Научный поход к международным отношениям мог бы стать благодатным объектом той критики, более широкой целью которой в прекрасной книге Бернарда Крика стала слабость и шовинизм инфраструктуры моральной и политической гипотезы, лежащих в основе описанных им истории и социальных условий американской политической науки4. Наверное, никто не сомневается, что .концепция науки о международной политике, как и науки о политике вообще, зародилась и достигла расцвета в Соединенных Штатах. Это объясняется прежде всего отношением американцев к практике международных взаимодействий, к гипотезам, полагающим, в частности, моральную простоту внешнеполитических проблем и существование «решений» этих проблем, восприимчивостью политиков к результатам исследований и уровню контроля и манипуляции, над совокупной дипломатической сферой, которые могут быть реализованы любой страной…
III
Изложив аргументы против научного подхода, я бы хотел вернуться к тем оговоркам, о которых упоминал в начале статьи. Я сознаю, что выступил с общей критикой, направленной против целой группы близких подходов, хотя значительно эффективнее была бы точная критика более важных конкретных целей, ибо она не затронула бы то, что не имеет смысла критиковать без необходимости. Конечно, в теории международных отношений существуют не два, а гораздо больше подходов, и дихотомия, которую я использовал, игнорирует множество различий, которые важно иметь в виду.

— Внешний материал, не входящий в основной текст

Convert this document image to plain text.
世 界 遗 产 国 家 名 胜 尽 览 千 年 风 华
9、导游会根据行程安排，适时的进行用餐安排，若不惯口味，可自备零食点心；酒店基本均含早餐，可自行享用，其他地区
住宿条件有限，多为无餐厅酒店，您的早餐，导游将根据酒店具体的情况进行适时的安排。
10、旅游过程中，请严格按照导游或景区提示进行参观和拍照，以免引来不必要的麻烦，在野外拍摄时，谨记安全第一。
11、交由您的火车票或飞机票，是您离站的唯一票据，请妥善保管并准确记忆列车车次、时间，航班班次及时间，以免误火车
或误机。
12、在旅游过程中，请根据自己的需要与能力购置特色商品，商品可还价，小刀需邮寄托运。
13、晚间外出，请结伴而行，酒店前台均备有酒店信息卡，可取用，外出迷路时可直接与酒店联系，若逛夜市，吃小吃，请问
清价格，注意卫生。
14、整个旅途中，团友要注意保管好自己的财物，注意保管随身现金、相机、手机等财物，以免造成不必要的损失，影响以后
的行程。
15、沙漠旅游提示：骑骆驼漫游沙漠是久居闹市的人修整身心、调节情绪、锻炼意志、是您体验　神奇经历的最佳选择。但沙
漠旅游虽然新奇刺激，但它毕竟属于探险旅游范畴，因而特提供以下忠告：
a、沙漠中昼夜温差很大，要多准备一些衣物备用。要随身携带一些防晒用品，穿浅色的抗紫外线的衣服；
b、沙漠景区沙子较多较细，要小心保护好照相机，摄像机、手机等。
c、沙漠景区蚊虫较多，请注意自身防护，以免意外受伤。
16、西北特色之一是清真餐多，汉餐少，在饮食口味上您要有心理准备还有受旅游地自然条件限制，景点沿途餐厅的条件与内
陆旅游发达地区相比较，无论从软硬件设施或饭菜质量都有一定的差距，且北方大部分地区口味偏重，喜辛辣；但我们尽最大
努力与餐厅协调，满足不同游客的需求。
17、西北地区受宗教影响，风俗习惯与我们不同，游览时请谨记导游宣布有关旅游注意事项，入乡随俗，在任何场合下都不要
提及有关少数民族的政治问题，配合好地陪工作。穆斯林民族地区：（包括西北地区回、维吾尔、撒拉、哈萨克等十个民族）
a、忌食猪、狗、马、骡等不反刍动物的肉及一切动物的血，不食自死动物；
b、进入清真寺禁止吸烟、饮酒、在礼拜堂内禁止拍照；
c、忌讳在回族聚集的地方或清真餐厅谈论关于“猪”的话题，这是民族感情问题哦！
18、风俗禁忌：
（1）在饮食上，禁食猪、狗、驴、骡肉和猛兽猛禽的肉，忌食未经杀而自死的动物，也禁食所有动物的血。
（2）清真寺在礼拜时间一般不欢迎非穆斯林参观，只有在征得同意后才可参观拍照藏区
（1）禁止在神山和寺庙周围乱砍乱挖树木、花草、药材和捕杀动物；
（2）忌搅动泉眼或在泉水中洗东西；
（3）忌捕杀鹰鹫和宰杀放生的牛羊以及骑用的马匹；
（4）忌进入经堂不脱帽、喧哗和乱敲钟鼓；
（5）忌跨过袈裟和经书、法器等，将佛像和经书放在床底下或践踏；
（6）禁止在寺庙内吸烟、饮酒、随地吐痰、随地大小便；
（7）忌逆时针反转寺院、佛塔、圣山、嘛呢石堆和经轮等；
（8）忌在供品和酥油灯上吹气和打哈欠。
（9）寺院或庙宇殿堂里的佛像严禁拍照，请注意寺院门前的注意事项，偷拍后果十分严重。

В ряде случаев, специалистов в области международных отношений разделяют такие простые барьеры, как непонимание или академические предубеждения, которые, впрочем, характерны для социальных наук в целом. Желательно, чтобы эти барьеры сокращались, но, с другой стороны, в современной борьбе мнений эклектика под маской терпимости [с.198] представляет самую большую опасность; если мы согласимся, что должны быть открытыми для каждого подхода (потому что «однажды он может к чему-нибудь привести») и предоставлять право на существование каждой банальности (потому что «в конце концов то, что в ней утверждается, содержит хотя бы частицу истины»), то должны смириться и с тем, что не будет конца абсурдам, которые нам навязываются. Можно отыскать частицу истины у оратора Гайд-парка Корнера или у пользователя омнибуса Клафама, но вопрос в том, какое место они занимают в иерархии академических приоритетов?